Re: Updated article: Two-letter or three-letter language codes

1. Details.

>On the other hand, in the list, there are a few items (such as en-us,

> >pt-br) that look perfectly fine. What was wrong with them?
>
> Capitalization.


No. (trying for equal brevity)

More completely:

102     0.015999%       en-us.
122     0.010068%       en-us

As I said in my original message, the second one has a space at the end. The
first one has a period at the end. So both are ill-formed. The same is true
of pt-br (extra space at end).

2 Correction

A correction: this is actually Accept-Language values, not documents -- we
get different results looking at documents. A very interesting point,
however, is that the errors here could be corrected if the browsers checked
for well-formedness, or at least partial well-formedness, when allowing the
user to pick his/er browser's language. That would eliminate a lot of cruft.
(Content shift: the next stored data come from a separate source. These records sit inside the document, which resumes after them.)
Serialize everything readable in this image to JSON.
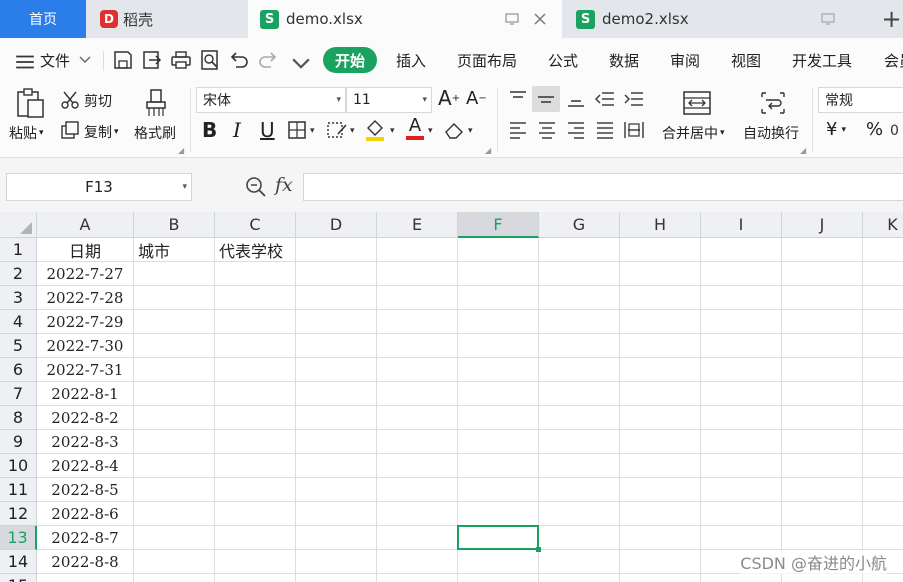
{
  "tabs": {
    "home": "首页",
    "draft": "稻壳",
    "doc1": "demo.xlsx",
    "doc2": "demo2.xlsx",
    "new_tab": "+"
  },
  "menu": {
    "file": "文件",
    "start": "开始",
    "insert": "插入",
    "page_layout": "页面布局",
    "formula": "公式",
    "data": "数据",
    "review": "审阅",
    "view": "视图",
    "developer": "开发工具",
    "member": "会员"
  },
  "ribbon": {
    "paste": "粘贴",
    "cut": "剪切",
    "copy": "复制",
    "format_painter": "格式刷",
    "font_name": "宋体",
    "font_size": "11",
    "merge_center": "合并居中",
    "wrap_text": "自动换行",
    "number_format": "常规",
    "currency_symbol": "¥",
    "percent_symbol": "%",
    "bold": "B",
    "italic": "I",
    "underline": "U",
    "font_color_letter": "A"
  },
  "formula_bar": {
    "name_box": "F13",
    "fx": "fx",
    "value": ""
  },
  "grid": {
    "columns": [
      "A",
      "B",
      "C",
      "D",
      "E",
      "F",
      "G",
      "H",
      "I",
      "J",
      "K"
    ],
    "rows": [
      "1",
      "2",
      "3",
      "4",
      "5",
      "6",
      "7",
      "8",
      "9",
      "10",
      "11",
      "12",
      "13",
      "14",
      "15"
    ],
    "active_column": "F",
    "active_row": "13",
    "header_cells": [
      "日期",
      "城市",
      "代表学校"
    ],
    "dates": [
      "2022-7-27",
      "2022-7-28",
      "2022-7-29",
      "2022-7-30",
      "2022-7-31",
      "2022-8-1",
      "2022-8-2",
      "2022-8-3",
      "2022-8-4",
      "2022-8-5",
      "2022-8-6",
      "2022-8-7",
      "2022-8-8"
    ]
  },
  "watermark": "CSDN @奋进的小航",
  "colors": {
    "accent_green": "#1aa260",
    "home_tab_blue": "#2b7de9",
    "draft_logo_red": "#e02f2f"
  },
  "icons": [
    "menu-icon",
    "save-icon",
    "export-icon",
    "print-icon",
    "preview-icon",
    "undo-icon",
    "redo-icon",
    "scissors-icon",
    "paste-icon",
    "brush-icon",
    "zoom-icon",
    "close-icon",
    "monitor-icon"
  ]
}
3. Guidance for User Agents. This raises a point we should probably have
language in 4646bis for. Here's rough text for it; I anticipate that this
will generate some discussion ;-)

When a user agent, such as a browser, allows users to enter a language tag
by typing, the results SHOULD be checked for well-formedness. If the user
agent is not regularly updated to the latest registry, it SHOULD NOT require
validity, because that could exclude current, valid language tags. It is
recommended, however, that the user be notified that the language tag may
not be valid.

4. Basic Well-Formedness. We may also want to have the notion of basic
well-formedness, which that part of validity which can be checked with a
regular expression. The difference is that basic well-formedness doesn't
check for multiple singleton extensions. The value of doing this is that (a)
it covers 99.999...% of the value of a well-formedness check, and (b) it is
a much easier sell to implementers that all they need is a simple regex
check.

Mark

Received on Sunday, 24 September 2006 20:15:10 UTC